During the stent deployment process, the coating and stent is inevitably expanded and sheared by the flow of body fluid. Then, one important question is whether the PPBMA coating on vascular prosthesis could endure the shear stress during the stent deployment. The weakly adhered coating, if detached from the intravascular stent, would enter into the blood and induce many diseases. From Fig. 9 ex vivo expansion experiment of the plasma PPBMA-coated stent, it is clear that the adhesion strength between the PPBMA coating and stent was sufficient to endure the shear stress in the stent expansion. The ultra-thin-film deposition and good adhesion to substrate are inherent advantages of the plasma polymer, which may contribute to the good adherence of the PPBMA coating.

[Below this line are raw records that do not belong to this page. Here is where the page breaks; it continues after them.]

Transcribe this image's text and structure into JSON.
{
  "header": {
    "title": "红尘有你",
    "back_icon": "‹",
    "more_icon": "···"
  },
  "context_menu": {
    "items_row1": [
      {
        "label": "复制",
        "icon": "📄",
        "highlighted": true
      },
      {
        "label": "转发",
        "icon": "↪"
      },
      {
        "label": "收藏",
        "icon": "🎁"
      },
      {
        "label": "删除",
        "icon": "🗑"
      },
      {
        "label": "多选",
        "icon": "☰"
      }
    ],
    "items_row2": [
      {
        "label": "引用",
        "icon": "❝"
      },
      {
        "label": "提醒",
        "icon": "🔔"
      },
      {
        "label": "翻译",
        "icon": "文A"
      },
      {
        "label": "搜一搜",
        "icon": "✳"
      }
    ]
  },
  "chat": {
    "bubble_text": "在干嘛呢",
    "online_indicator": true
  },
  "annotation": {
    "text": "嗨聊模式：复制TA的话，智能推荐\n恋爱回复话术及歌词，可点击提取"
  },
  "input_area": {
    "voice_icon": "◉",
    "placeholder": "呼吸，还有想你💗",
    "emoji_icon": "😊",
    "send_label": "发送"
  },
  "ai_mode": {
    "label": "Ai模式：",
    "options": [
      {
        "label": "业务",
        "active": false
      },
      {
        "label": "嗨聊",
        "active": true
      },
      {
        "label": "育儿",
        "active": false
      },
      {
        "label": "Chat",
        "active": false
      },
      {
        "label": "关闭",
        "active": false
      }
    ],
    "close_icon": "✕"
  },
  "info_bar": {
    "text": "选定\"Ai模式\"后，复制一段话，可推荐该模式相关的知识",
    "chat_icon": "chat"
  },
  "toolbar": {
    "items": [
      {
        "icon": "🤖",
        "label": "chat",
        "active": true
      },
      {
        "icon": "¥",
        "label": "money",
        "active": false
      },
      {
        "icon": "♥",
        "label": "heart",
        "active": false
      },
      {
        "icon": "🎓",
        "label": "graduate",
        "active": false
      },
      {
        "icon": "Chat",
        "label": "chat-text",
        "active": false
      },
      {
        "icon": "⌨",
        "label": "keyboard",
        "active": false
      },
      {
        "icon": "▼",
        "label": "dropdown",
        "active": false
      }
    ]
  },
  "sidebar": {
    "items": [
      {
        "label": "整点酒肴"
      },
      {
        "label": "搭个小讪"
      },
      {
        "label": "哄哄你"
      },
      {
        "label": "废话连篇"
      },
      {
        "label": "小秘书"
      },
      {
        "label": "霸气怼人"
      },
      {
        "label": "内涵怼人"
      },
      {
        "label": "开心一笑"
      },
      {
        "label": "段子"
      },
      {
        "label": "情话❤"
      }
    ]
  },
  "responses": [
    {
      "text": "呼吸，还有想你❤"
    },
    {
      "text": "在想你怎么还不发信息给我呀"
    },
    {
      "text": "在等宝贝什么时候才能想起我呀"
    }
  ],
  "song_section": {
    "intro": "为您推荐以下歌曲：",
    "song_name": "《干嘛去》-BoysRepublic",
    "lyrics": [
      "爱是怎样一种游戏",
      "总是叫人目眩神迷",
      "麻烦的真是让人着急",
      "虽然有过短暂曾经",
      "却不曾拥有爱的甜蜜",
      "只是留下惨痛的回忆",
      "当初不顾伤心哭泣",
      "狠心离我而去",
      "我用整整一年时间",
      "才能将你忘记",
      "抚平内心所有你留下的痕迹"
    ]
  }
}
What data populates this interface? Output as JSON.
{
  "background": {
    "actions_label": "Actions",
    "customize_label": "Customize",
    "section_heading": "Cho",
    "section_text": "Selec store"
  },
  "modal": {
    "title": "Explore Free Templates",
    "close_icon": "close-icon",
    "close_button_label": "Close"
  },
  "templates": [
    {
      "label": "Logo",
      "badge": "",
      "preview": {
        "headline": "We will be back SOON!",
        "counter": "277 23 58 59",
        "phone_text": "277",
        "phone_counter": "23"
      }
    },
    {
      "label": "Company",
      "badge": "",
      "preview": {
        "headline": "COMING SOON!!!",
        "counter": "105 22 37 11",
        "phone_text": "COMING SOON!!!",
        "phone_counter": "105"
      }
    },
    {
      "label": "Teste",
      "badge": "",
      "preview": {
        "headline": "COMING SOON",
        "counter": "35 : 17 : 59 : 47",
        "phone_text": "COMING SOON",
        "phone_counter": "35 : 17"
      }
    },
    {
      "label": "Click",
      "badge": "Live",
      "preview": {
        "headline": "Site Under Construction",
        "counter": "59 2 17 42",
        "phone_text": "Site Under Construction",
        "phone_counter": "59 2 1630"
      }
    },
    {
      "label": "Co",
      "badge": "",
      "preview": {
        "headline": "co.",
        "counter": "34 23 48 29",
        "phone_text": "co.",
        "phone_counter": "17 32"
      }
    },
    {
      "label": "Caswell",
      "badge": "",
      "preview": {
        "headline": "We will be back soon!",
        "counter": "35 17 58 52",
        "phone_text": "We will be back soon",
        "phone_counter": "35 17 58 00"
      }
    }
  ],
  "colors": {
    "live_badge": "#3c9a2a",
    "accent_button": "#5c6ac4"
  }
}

We can show that the metallic stent surface, which normally does not allow good growth of endothelial cells, does so after PPBMA deposition. Also, the PPBMA coating does not decrease the blood-compatibility of the prosthesis. Rather, a significant decrease in platelets aggregation is observed. Moreover, the PPBMA coating can also withstand the shear stress in the stent expansion. Ongoing research about in vivo re-endothelialization potential of this PPBMA-coated stents is underway in our group. These preliminary results are convincing, which might open new possibilities for the use of PPBMA in cardiovascular stent surface modification, since plasma PPBMA deposition prior to implantation is an easy, cost-effective and substrate-dependent way to improve cardiovascular implants. Additionally, our data imply that the field of vascular tissue engineering might benefit, by improving the interaction between endothelial cells and biomaterials.

5 Conclusion

To realize the rapid re-endothelialization of intravascular stent devices after implantation, a poly n-butyl methacrylate coating was deposited through a radio-frequency plasma polymerization process in the present study. Oxygen was applied as a carrier gas to modulate the coating properties. The deposited PPBMA coating maintained a high hydrophilicity even after 4 days of exposure, as well as smooth and dense coverage. Compared with that on the uncoated 316L stainless steel, the attachment and proliferation of the endothelial cells on the PPBMA-coated were significantly increased and the platelet adhesion was also reduced, implying that the deposited PPBMA coating could simultaneously promote formation of a confluent endothelial cell layer and prevent thrombus formation. In addition, after expansion, the PPBMA coating still remained on the stent. Thereby, it is concluded that surface modification by this method appeared to be a promising strategy for in situ rapid re-endothelialization of vascular devices.